Но большие глаза смотрят на меня в недоумении и страхе. И я протискиваюсь в подъезд.
— Дождитесь группу, — кидаю ей через плечо, в то время как мой палец уже вызывает лифт. — Непременно дождитесь…
— Да…да…конечно…
Двери с гулом раскрываются.
— Дождитесь…
Потная ладонь в кармане держит пластмассовую коробку диска. Пускаю дым из носа и захожу в вонючую коробку лифта.
На улице темнеет. Сумерки перемешиваются с гарью предстоящей ночи. Холод тянет тиски все сильней.
Куда ушло время?
Осматриваюсь.
«Мама, что это?..»
Эхо памяти. Детский голос. Удивление и страх маленького сердца.
«Просто снег, сынок»
«Снег…»
Белый мир. Моя первая встреча зимы. Серебряный холод в ладонях.
— Просто снег…
В домах загораются окна. Сотни желтых точек вокруг, как будто где-то здесь, в центре, под моими ногами, кроется сила немыслимого притяжения. Словно вся звездная пыль, все пульсаторы и метеоры стремятся служить ей. Здесь и сейчас. Ей одной. И я…готов.
Иду. Сливаюсь с ночными огнями города. Мимо людей, мимо машин. К китайскому ресторану, что прячет свои двери в одном из многочисленных проулков города. Часы на руке учащают стук каблуков. Я почти бегу.
Она ждет меня у ярко-красных дверей, под вывеской, иероглифы которой горят попеременно и тускло. Красивая женщина, с тонкой шеей и крутыми бедрами. В черной юбке, готовой задраться на талию при первом моем желании.
— Лера… — шепчу на ходу ее имя.
В висках пульсирует кровь.

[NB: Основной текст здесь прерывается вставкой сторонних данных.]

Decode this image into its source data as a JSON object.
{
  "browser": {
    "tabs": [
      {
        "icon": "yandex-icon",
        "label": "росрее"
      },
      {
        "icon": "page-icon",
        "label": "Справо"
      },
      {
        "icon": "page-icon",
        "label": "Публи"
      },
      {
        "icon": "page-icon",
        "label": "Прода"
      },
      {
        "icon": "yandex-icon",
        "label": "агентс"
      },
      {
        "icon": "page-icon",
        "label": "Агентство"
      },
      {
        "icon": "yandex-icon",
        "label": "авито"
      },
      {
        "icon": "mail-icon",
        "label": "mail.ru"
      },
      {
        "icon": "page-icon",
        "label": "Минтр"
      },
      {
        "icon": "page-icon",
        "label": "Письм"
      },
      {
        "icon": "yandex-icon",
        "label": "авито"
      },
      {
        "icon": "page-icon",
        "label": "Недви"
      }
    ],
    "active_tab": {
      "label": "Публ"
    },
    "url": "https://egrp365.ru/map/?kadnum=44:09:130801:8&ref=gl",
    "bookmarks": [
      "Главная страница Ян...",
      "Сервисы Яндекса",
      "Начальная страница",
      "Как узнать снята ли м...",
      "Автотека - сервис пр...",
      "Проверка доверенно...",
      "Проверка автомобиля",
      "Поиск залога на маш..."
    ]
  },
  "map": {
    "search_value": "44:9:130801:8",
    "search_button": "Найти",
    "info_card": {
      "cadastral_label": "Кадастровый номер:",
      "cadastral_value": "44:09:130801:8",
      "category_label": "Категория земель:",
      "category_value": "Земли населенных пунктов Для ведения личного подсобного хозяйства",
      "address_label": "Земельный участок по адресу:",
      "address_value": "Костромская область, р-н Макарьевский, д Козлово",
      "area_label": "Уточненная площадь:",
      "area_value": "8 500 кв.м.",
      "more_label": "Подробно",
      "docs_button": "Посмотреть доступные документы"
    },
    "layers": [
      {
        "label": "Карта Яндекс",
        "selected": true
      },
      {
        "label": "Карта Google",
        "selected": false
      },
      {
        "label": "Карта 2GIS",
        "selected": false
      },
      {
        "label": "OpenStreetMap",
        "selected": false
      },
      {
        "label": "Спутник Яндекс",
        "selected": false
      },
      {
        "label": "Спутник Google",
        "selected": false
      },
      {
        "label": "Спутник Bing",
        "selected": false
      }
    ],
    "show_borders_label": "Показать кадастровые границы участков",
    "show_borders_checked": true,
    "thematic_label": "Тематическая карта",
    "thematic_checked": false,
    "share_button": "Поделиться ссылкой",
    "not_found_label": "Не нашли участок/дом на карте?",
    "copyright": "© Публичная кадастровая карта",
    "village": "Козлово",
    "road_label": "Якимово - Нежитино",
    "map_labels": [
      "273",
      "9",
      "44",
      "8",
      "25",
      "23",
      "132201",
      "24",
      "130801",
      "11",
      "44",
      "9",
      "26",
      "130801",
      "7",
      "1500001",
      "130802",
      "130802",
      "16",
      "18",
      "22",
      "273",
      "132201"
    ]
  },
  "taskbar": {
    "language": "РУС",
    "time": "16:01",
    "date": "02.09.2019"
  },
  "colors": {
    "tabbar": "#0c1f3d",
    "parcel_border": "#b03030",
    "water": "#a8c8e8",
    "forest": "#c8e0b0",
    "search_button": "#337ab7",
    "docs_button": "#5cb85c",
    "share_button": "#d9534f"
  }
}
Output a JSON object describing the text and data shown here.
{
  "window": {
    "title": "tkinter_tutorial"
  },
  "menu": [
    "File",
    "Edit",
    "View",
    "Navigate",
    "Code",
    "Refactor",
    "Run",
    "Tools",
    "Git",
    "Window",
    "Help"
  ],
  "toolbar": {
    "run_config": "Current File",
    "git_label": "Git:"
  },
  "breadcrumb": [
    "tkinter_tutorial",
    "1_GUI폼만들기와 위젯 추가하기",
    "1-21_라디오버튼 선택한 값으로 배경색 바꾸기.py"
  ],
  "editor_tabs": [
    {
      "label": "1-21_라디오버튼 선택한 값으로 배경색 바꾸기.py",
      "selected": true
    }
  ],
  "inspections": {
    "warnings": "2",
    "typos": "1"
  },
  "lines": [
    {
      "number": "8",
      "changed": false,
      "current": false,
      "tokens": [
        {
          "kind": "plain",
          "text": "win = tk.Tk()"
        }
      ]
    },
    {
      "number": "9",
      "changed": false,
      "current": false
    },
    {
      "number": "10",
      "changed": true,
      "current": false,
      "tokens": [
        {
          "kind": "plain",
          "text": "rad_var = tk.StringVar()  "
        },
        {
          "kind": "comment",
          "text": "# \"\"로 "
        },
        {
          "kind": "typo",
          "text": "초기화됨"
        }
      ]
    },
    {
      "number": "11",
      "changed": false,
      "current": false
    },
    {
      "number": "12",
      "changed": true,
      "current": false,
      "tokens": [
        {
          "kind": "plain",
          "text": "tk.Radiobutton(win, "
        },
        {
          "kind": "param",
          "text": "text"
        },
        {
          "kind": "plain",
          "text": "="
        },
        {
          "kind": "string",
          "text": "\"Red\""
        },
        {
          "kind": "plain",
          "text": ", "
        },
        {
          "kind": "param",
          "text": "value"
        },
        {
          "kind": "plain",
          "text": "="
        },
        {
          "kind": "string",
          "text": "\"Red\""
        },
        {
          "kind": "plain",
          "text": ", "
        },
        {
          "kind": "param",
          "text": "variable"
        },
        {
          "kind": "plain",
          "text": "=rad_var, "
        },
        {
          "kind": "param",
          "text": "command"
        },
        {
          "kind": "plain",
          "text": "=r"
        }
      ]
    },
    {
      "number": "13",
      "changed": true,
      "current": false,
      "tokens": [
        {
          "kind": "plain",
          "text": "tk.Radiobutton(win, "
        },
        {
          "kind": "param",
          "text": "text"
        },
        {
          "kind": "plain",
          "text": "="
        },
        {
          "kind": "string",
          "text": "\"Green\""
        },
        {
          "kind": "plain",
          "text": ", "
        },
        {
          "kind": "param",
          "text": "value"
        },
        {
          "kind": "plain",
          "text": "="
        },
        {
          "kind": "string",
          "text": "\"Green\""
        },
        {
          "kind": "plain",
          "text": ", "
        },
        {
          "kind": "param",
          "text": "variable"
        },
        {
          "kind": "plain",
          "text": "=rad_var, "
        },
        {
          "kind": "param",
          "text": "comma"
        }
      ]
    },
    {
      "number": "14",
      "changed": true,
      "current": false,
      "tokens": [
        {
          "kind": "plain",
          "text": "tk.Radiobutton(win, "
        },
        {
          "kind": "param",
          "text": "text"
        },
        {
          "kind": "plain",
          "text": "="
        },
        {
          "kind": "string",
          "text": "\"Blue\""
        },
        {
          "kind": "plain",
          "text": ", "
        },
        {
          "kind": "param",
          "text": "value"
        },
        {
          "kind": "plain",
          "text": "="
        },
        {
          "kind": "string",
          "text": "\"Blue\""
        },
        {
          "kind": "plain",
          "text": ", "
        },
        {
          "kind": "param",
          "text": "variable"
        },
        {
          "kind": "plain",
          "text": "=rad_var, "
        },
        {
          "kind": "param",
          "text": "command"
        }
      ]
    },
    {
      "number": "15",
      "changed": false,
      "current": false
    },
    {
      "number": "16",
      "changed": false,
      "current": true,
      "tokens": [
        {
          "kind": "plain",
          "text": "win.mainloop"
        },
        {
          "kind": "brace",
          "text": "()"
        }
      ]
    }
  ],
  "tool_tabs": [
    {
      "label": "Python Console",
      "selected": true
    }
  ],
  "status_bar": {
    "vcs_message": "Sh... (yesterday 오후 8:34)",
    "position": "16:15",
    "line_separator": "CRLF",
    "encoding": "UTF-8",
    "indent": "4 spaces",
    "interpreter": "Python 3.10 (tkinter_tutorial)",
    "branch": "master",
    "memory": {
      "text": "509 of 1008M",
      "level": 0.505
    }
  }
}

На лбу выступает пот. Я слишком много курю. Тянусь за сигаретой в карман. Но нащупываю только пустую пачку. Сминаю ее в кулаке.
— Антон! — она видит меня и улыбается. Машет рукой.
Подхожу. Облизываю пересохшие губы.
— У тебя нет сигареты?
Она смеется.
— Нет. В жизни не курила. Забыл?
Голос, полный счастья. А я уже сутки ничего не ел.
— Пойдем поужинаем…
Беру ее под руку и тащу в ресторан…
…диван скрипит. В такт нашим плавным, медленным движениям. Я беру ее снова и снова, в темноте съемной квартиры. Ее ноги на моих плечах. Стоны и изгиб спины. Вхожу так глубоко, что ощущаю жар ее внутренностей. Ногти впиваются мне в спину. Она шепчет.
— Еще…
И я даю ей то, чего она так просит. Чужую любовь.
Она вскрикивает, напрягается, и теплая вязкость заливает мои бедра. Ногти срывают кожу со спины, кровь тонкими ручейками струится по телу и падает вниз. На белоснежные простыни, мгновенно въедаясь в их тонкую грань. Я продолжаю двигаться. Продолжаю раздавать свою, обжигающую холодом, любовь.
Диван скрипит. Как лестница. Там. В подвале.
Ее губы у моего уха.
— Любимый…
Сжимаю ее крепкие ягодицы.
— Милый…
Скрипы. Стоны. Чьи-то взгляды.
Лестница.
Кто-то невидимый рядом.
— Боже…
Вырываюсь из горячего плена.
— Антон? — она поднимается на локтях, хватая меня за руку. Ее пальцы испачканы кровью. Скользят.
— Он был там! Этот сукин сын был там!
Натягиваю трусы. Майку, штаны.
— Да что случилось-то, можешь объяснить?!
— Мне нужна твоя машина.
— Ты не можешь так уйти…
Времени на споры нет. Зажигаю ночник.
— Ключи, — раскрытая ладонь тянется к ее лицу.
Она смотрит с непониманием. Обнаженная женщина, ищущая любовь. Готовая на все, ради собственного счастья.
— У тебя нет прав, я поеду с тобой…
Отмечаю складки на ее худом животе. Когда она сидит вот так, согнувшись пополам, демоны и бесы времени оголяют свою суть. Вытаскивают наружу все то, что она прятала. Чего боялась.
И посреди ночного мрака, здесь, в глубинах города, я вижу ее настоящую мечту, которую она принимает за страшный грех. Стать матерью. Любить. И быть любимой.
— Собирайся…Лера.
Быть может когда-нибудь, я пойму, что эти два слова и были той самой, настоящей любовью. И скитания наших одиноких сердец прекратятся. Когда-нибудь…не сейчас.
Она накидывает куртку. Хватает со столика кобуру. Черный ручка пистолета вращается во мраке пространства. Горит желанием влиться в чью-нибудь ладонь.
— Идем…
Я следую за ней прочь из квартиры.
Старая «Тойота» мигает фарами. Садимся в промерзлый салон. Изо рта идет пар.
— У тебя есть лом?
— Да, в багажнике.
Ночь необычайно темна. Не вижу собственной руки, поднесенной к глазам. Лера зажигает в салоне свет. Тусклое свечение, разбрасывающее тени. Дергает ручку скоростей.
— Куда?
Я говорю ей. Свет фар скальпелем вспарывает ночную мглу.
— Расскажешь? — тонкие ручки крутят руль.